The short answer is “a lot.”
The slightly longer and more useful explanation is that there are precisely 17 drivers of employee engagement that directly impact how motivated a workforce will be.
Some of those drivers are relatively straightforward and easy to guess. In fact, they may already be a focus for your people officers and leadership team. If you’re already working toward fostering a sense of trust and helping people find more meaning, purpose, and autonomy at work, you’re well on your way to addressing some of the most mission-critical engagement drivers.
However, some of the other key drivers are not quite as obvious.
These are the ones that can be easily mistaken as issues that don’t relate directly to engagement — even though their impacts can be significant. Among these lesser-known employee engagement drivers is one that has the potential to prevent people from doing their best work.
It can lead to mistrust.
It could cause otherwise eager employees to step back on contributions.
Left unchecked, it might even drive some individuals to consider leaving.
So, what is this all-important driver? Competency.
What makes competency an employee engagement driver?
At its core, job competency refers to how well an employees’ abilities match the challenges of his or her work.
The definition seems simple enough. But if your staffers’ skills are not consistently matched to the right responsibilities, the impacts can be severe. When employees feel they’re being tasked with work that extends too far beyond their current capabilities, they can easily become overwhelmed or fall behind — and the quality of work being produced will likely suffer.
Unfortunately, this problem is more persistent than many companies realize. Just 41% of surveyed employees agree that the work they’re being asked to do aligns with their job descriptions. And while team members need to know what’s expected of them to succeed, just 60% understand what those expectations are.
Those same employees crave competency from their bosses, too. When given the choice, research shows that most people would rather work for a competent jerk than a friendly, but ultimately less competent, boss. This means it’s equally imperative to make sure your managers are equipped to handle the various responsibilities that come with leading teams.
So yes, competency matters. A lot. Put simply: The more competent employees and managers become at their jobs, the more engaged your teams will be.
When competency becomes a barrier instead of a benefit
While most of us understand the critical importance of competency in the workplace, few view it through the lens of employee engagement. Yet this key driver can have a big impact on the level of motivation people bring with them to the workplace each day.
In fact, I’d go so far as to say that you’ve probably experienced the impacts of overextended employees at some point, perhaps without even realizing what was actually causing them to become unenthusiastic and disengaged.
For example, if you’re a manager:
When an employee makes a mistake — and all team members will make mistakes from time to time — how do you handle the outcomes? Do you work with the individual to find fixes and help set them up for success in the future? Or react in ways that make them a little less likely to trust your advice moving forward?
When you delegate assignments, are you thinking about opportunities for individuals to develop new skills and learn from peers? Or is your primary focus on who can get what done the fastest?

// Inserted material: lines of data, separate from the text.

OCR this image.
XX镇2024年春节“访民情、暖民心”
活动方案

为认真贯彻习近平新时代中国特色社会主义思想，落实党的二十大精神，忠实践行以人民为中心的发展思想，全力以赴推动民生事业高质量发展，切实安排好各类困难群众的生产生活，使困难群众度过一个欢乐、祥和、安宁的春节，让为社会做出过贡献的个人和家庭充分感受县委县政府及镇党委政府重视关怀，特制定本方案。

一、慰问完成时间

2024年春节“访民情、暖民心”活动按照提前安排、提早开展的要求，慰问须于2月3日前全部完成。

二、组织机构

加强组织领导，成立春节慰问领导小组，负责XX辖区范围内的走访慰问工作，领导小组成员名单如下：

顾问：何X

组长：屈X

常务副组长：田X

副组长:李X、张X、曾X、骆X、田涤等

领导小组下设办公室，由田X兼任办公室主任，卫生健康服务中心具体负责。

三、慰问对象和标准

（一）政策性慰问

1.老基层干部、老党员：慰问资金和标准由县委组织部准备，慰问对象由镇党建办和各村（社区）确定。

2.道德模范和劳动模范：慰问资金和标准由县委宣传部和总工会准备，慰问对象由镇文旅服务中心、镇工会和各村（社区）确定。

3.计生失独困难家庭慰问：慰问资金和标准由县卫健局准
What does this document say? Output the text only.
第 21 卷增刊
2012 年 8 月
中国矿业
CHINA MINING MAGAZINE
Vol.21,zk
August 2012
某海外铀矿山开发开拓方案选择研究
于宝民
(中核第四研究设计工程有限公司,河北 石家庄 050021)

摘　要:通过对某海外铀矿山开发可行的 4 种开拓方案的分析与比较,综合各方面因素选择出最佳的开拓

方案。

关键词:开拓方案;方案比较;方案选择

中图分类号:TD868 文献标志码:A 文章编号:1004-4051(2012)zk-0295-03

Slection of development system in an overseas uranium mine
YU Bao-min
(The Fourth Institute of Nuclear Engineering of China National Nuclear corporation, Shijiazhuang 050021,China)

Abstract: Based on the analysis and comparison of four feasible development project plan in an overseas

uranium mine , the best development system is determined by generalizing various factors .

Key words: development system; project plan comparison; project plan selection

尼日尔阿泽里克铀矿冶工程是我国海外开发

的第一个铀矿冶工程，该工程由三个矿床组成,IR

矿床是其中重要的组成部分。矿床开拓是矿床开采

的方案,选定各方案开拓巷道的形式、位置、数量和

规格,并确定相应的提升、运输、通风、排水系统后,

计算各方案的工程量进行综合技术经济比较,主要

Competency isn’t a one-and-done matter of matching the right skills to the right individual. It’s an ongoing process with a lot of factors at play. Offering opportunities for professional development, providing ongoing feedback, and creating an environment where employees can safely pursue new goals are all ways to enhance core competencies. And when you increase competency, engagement levels are sure to increase.
In conclusion: You can roll out all kinds of initiatives and programs, but if people don’t feel their job roles match current skill sets, engagement will still suffer. Thankfully, there’s a relatively easy way to find out if your employees feel competent at their jobs. By regularly measuring key employee engagement drivers, you can quickly identify areas for improvement and determine what needs to change.